Back in 2016, John Podesta (Hillary Clinton’s campaign chair) received an email from “Google.” The IT team at the campaign confirmed the email was “real” and, to cut a long story short, the password change was initiated from the fake link in the original phishing email – and Mr. Podesta was promptly boiled and eaten by a witch. Well…not exactly…but his account was compromised, which is arguably worse and some blame him to this day for the results of that election. Yikes.

A Scottish publisher sentenced an employee to death by beheading in 2019 for falling for an email scam in which she transferred $260,000 of the company’s money to an impersonator. Actually, she wasn’t really beheaded – but she was sued by her company for the missing $141,000.

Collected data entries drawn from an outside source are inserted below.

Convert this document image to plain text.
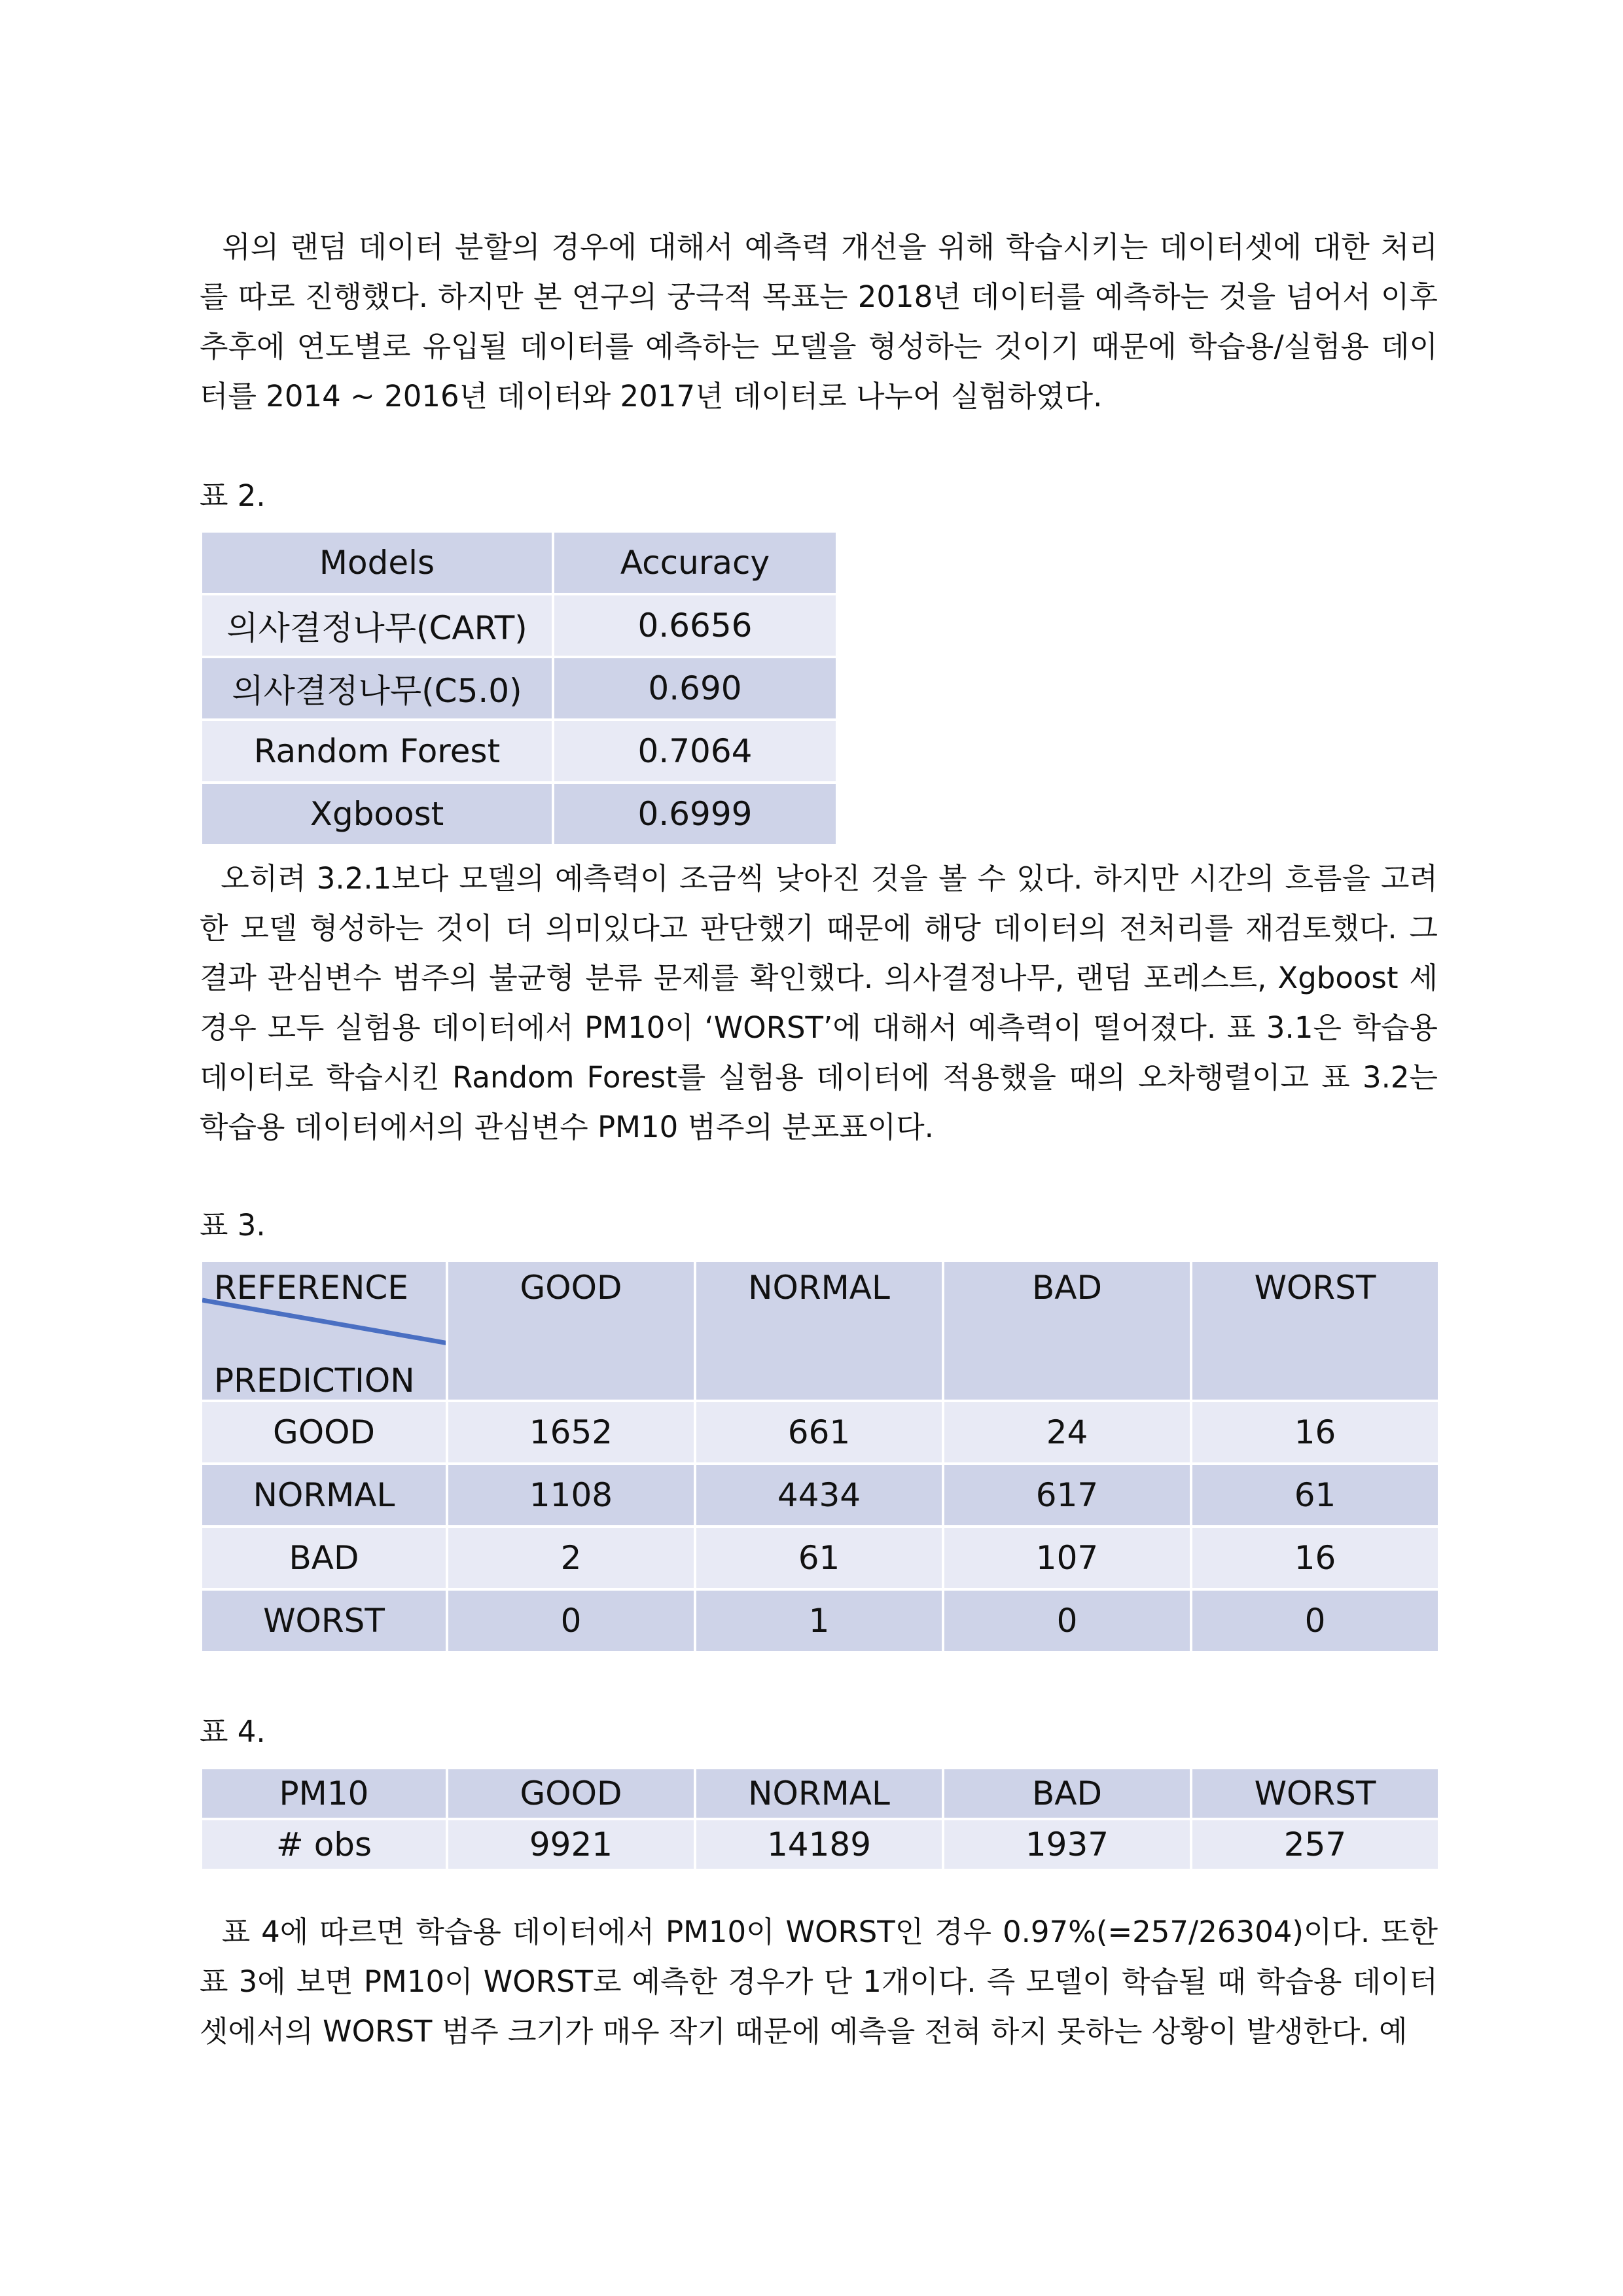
위의 랜덤 데이터 분할의 경우에 대해서 예측력 개선을 위해 학습시키는 데이터셋에 대한 처리를 따로 진행했다. 하지만 본 연구의 궁극적 목표는 2018년 데이터를 예측하는 것을 넘어서 이후 추후에 연도별로 유입될 데이터를 예측하는 모델을 형성하는 것이기 때문에 학습용/실험용 데이터를 2014 ~ 2016년 데이터와 2017년 데이터로 나누어 실험하였다.

표 2.

Models	Accuracy
의사결정나무(CART)	0.6656
의사결정나무(C5.0)	0.690
Random Forest	0.7064
Xgboost	0.6999

오히려 3.2.1보다 모델의 예측력이 조금씩 낮아진 것을 볼 수 있다. 하지만 시간의 흐름을 고려한 모델 형성하는 것이 더 의미있다고 판단했기 때문에 해당 데이터의 전처리를 재검토했다. 그 결과 관심변수 범주의 불균형 분류 문제를 확인했다. 의사결정나무, 랜덤 포레스트, Xgboost 세 경우 모두 실험용 데이터에서 PM10이 ‘WORST’에 대해서 예측력이 떨어졌다. 표 3.1은 학습용 데이터로 학습시킨 Random Forest를 실험용 데이터에 적용했을 때의 오차행렬이고 표 3.2는 학습용 데이터에서의 관심변수 PM10 범주의 분포표이다.

표 3.

REFERENCE
PREDICTION	GOOD	NORMAL	BAD	WORST
GOOD	1652	661	24	16
NORMAL	1108	4434	617	61
BAD	2	61	107	16
WORST	0	1	0	0

표 4.

PM10	GOOD	NORMAL	BAD	WORST
# obs	9921	14189	1937	257

표 4에 따르면 학습용 데이터에서 PM10이 WORST인 경우 0.97%(=257/26304)이다. 또한 표 3에 보면 PM10이 WORST로 예측한 경우가 단 1개이다. 즉 모델이 학습될 때 학습용 데이터셋에서의 WORST 범주 크기가 매우 작기 때문에 예측을 전혀 하지 못하는 상황이 발생한다. 예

So, how do we identify phishing emails? We have a saying in the ISO – “If it feels weird, it is.” Pay attention to your instincts, particularly if an email seems to be urgent or scary – bad guys are counting on you to panic and think with your emotions, not your wits.

The first thing I do is get an overview of the entire content and see whether it’s something relevant to you. Become confident in the validity of the sender and the context for the communication. If it arrived unexpectedly, this should cause suspicion.

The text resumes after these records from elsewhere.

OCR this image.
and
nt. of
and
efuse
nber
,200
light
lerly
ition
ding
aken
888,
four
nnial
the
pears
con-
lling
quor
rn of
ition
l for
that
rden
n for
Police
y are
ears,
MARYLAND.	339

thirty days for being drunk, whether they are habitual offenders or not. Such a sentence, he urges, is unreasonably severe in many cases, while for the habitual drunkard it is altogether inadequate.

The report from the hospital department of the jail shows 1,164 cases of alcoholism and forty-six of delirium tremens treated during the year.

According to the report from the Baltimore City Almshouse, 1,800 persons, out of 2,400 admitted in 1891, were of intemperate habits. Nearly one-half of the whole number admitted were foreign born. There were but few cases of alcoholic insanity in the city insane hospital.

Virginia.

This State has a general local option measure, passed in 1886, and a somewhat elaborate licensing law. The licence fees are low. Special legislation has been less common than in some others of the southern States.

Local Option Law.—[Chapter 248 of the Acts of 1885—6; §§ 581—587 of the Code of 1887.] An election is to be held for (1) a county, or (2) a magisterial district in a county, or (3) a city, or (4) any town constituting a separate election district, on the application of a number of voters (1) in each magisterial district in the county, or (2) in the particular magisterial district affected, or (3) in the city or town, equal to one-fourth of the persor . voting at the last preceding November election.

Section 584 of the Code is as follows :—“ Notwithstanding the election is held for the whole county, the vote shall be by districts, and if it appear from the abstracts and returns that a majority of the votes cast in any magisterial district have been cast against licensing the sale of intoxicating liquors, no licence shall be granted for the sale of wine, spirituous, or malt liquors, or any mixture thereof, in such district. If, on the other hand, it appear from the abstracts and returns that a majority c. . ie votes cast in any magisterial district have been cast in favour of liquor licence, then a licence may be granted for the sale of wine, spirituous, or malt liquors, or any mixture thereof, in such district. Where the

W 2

Stay safe and avoid online monsters:

  1. Always, no matter what, look at the sender’s email-address.
  2. Look at whether there’s a reply-to address as well. If so, why is it there? If you press Reply, does a different email address get populated, which doesn’t match the original From address?
  3. Try to determine the context of the email:
    • What is the sender wanting – and does it sound like something the real person/department/organization would have you do?
    • Is the language they’re using appropriate for whom they seem to be?
  4. Be suspicious of any links in email – period.
    • Always hover your mouse-pointer over the link and look closely at the URL that appears. It’s common for the text to say one thing but clicking it goes somewhere else – check this link out using the hover-method: https://utdallas.edu
    • Be especially wary of the shortened URLS such as Bit.ly, etc. Copy those short URLs and paste them into a URL expander site such as urlex.org.
  5. Be very suspicious of attachments – doubly-so if they’re password-protected, as this is typically used by online ghouls and goblins to avoid antivirus scans of the contents.
  6. Be extremely wary of any file that wants you to run macros in the Word or Excel file you were sent. For example, you may see something similar to this – some junk content and a request to enable macros:

Don’t fall for it.
  1. Look at the mail-headers. This is slightly technical and beyond the scope of this article to explain, but it’s a very useful skill to learn if you want to see where the email actually originated. If you don’t know how to see email headers, we can help you find them.
  2. Finally, let’s say that your account was compromised and you do recover it – always check the mail-forwarding rules in your account. Online attacks can haunt you for the long term – cybercriminals often set up forwarding so they can continue to get copies of your new emails – even after you’ve changed your password. Talk about creepy… and yes, we’ve seen this happen on accounts at UT Dallas.